We analyzed those two SNPs and another neighbour SNP located on the exon 4 of ESR1 in 787 patients with hip fractures and 953 controls from Spain.
The allelic frequencies differed markedly from those reported in Asian populations. Nevertheless, haplotypes including the rs3020314 and rs1884051 loci in intron 4 showed a significant association with hip fractures (omnibus test p = 0.006 in the whole group and 0.00005 in women). In the sex-stratified analysis, the association was significant in females, but not in males. In women, the CA haplotype appeared to have a protective influence, being present in 6.5% of the controls, but only in 3% of patients with fractures (odds ratio 0.39; 95% confidence interval 0.26-0.59; estimated population preventive fraction 3.5%). The inclusion of the rs1801132 SNP of exon 4 further increased the statistical significance of the association (odds ratio 0.17; 95% CI 0.08-0.37; p = 0.00001). Each SNP appeared to contribute independently to the association. No genotype-related differences in gene expression were found in 42 femoral bone samples.
This study confirms the association of some polymorphisms in the region of exon 4/intron 4 of ESR1 and hip fractures in women. However, there are marked differences in allele frequencies between Asian and Caucasian populations.
- Bone Mineral Density
- Vertebral Fracture
- Fracture Risk
- Fracture Group
- Allelic Frequency Distribution
Osteoporosis has a strong genetic component, and twin and family studies have shown that the variation of skeletal traits such as bone mineral density and bone size depends on heritable factors to a large extent [1, 2]. Thus, for the past 15 years many studies have been performed in order to identify the genes responsible for such hereditary influence. Sex steroids play a critical role in bone homeostasis . Hence, not surprisingly, estrogen-related genes, including enzymes involved in estrogen synthesis [4, 5] and the estrogen receptor alpha gene (ESR1) have been widely studied. ESR1 is located on chromosome 6q25 and comprises 8 exons . After the seminal work by Kobayashi et al , many investigators explored the association between ESR1 polymorphisms and bone phenotypes. In the majority of studies, some closely linked polymorphisms situated in intron 1, frequently characterized by using the restriction enzymes PvuII and XbaI, were analyzed. The results have been controversial, with some, but not all studies showing an association of those polymorphisms with BMD or fractures [8–12]. Nevertheless, a large meta-analyses and a multicenter study showed evidence for an association with bone mineral density (BMD) or vertebral fractures [10, 11]. Recent genome-wide association (GWA) studies also showed a very significant association between certain ESR1 polymorphisms and BMD [13, 14].
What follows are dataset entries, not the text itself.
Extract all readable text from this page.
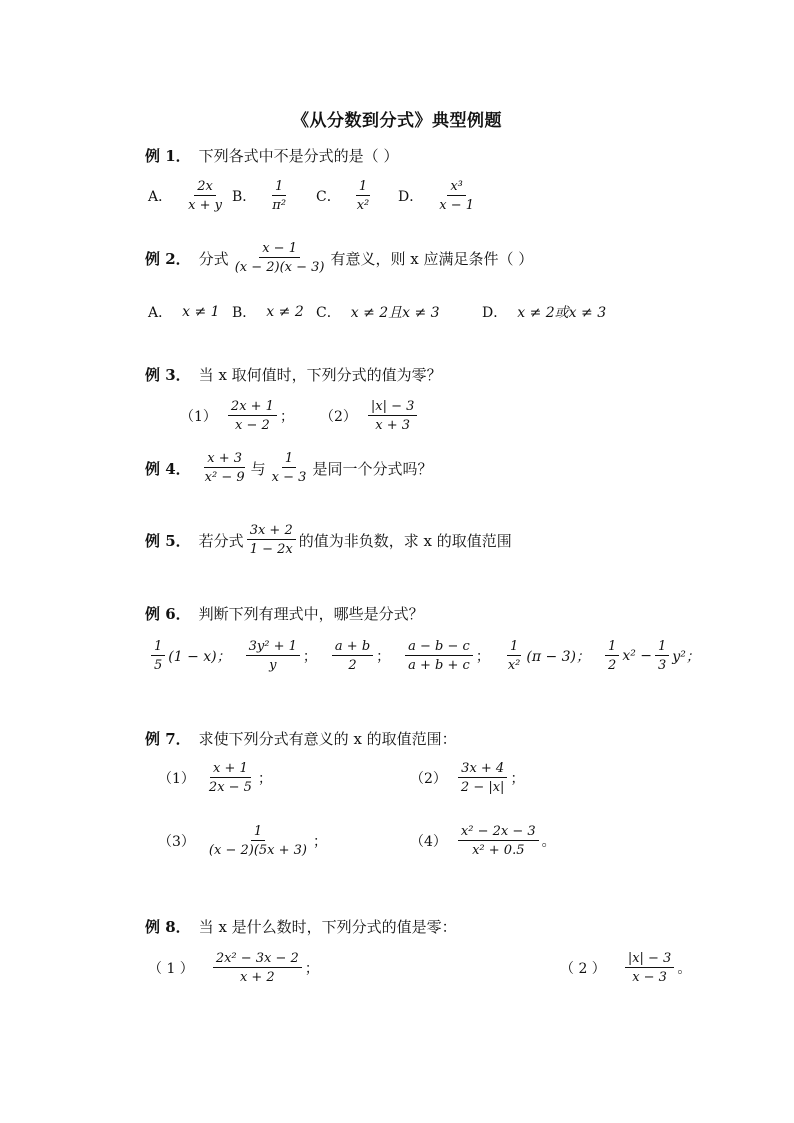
《从分数到分式》典型例题
例 1． 下列各式中不是分式的是（ ）
A． $\frac{2x}{x + y}$ B． $\frac{1}{\text{π²}}$ C． $\frac{1}{\text{x²}}$ D． $\frac{\text{x³}}{x - 1}$
例 2． 分式 $\frac{x - 1}{(x - 2)(x - 3)}$ 有意义，则 x 应满足条件（ ）
A． x ≠ 1 B． x ≠ 2 C． x ≠ 2且x ≠ 3	D． x ≠ 2或x ≠ 3
例 3． 当 x 取何值时，下列分式的值为零？
$(1) \frac{2x + 1}{x - 2}$ ； $(2) \frac{|x| - 3}{x + 3}$
例 4． $\frac{x + 3}{\text{x² − 9}}$ 与 $\frac{1}{x - 3}$ 是同一个分式吗？
例 5． 若分式 $\frac{3x + 2}{1 - 2x}$ 的值为非负数，求 x 的取值范围
例 6． 判断下列有理式中，哪些是分式？
$\frac{1}{5} (1 - x)$； $\frac{\text{3y² + 1}}{y}$ ； $\frac{a + b}{2}$ ； $\frac{a - b - c}{a + b + c}$ ； $\frac{1}{\text{x²}} (\pi - 3)$； $\frac{1}{2} x^2 - \frac{1}{3} y^2$；
例 7． 求使下列分式有意义的 x 的取值范围：
$(1) \frac{x + 1}{2x - 5}$ ；	$(2) \frac{3x + 4}{2 - |x|}$ ；
$(3) \frac{1}{(x - 2)(5x + 3)}$ ；	$(4) \frac{\text{x² − 2x − 3}}{\text{x² + 0.5}}$ 。
例 8． 当 x 是什么数时，下列分式的值是零：
（ 1 ） $\frac{\text{2x² − 3x − 2}}{x + 2}$ ；	（ 2 ） $\frac{|x| - 3}{x - 3}$ 。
Low BMD is associated with an increased risk of fractures, but BMD by itself has limited ability to predict the overall fracture risk [15–17]. Therefore, from a clinical point of view, osteoporotic fractures, and particularly hip fractures, are a more relevant outcome than BMD. However, few genetic studies have been designed with hip fractures as an endpoint, in part due to the difficulties inherent to studies including elderly individuals. On the other hand, it has been suggested that the relative importance of genetic factors may decrease with advancing age [18, 19]. However, a recently published study found a strong association of some frequent polymorphisms in the intron 4 of ESR1 and hip fractures in Asian population, whereas no association was found with the most widely studied polymorphisms situated in proximal regions of the gene (such as the "PvuII" locus in intron 1) . The aim of this study was to replicate those results in a Caucasian population and explore the potential functional consequences by determining gene expression in the bone tissue.
This was a case-control study which included 1740 individuals over 50 years of age. Patients admitted to hospital with a hip fracture were included (n = 787, 258 men and 529 women). Those with fractures due to high-impact trauma (such as traffic accidents and falls from a height), diseases causing secondary osteoporosis (cancer, rheumatoid arthritis, malabsorption, severe systemic diseases, etc) or taking drugs known to have a deleterious effect on bone metabolism (corticosteroids, anticonvulsants) were excluded. Control subjects (n = 953, 159 men and 794 women) over 50 years of age were recruited by voice and written announcements from various sources to prevent a preferential selection bias (hospital workers, civic associations, religious groups and geriatric residences). They were selected among individuals without known osteoporotic fractures and not receiving anti-osteoporotic therapy or hormone replacement therapy, either at the time of study or in the past. All subjects were interviewed by one of the investigators in order to check the absence of exclusion criteria (as in hip fracture patients). Subjects with non-Spanish ancestry were excluded. The study protocol was approved by the Institutional Committee of Ethics in Clinical Research, and informed consent was obtained from study subjects or their representatives.
DNA was isolated from the peripheral blood or from buccal swabs with a commercial kit (Qiagen, Hilden, Germany), following the manufacturer's instructions. We studied two SNPs situated in intron 4 of the ESR1 gene, which had been previously associated with hip fractures in the Chinese population (rs3020314 and rs1884051). We also studied the neighbor rs1801132 polymorphism, located on exon 4, which was associated with vertebral fractures in white women from the USA . They were typed using Taqman assays (Applied Biosystems; Foster City, CA). Random samples were used as replicate controls to check the consistency of results. The genotyping rate was >98.5% for all three SNPs.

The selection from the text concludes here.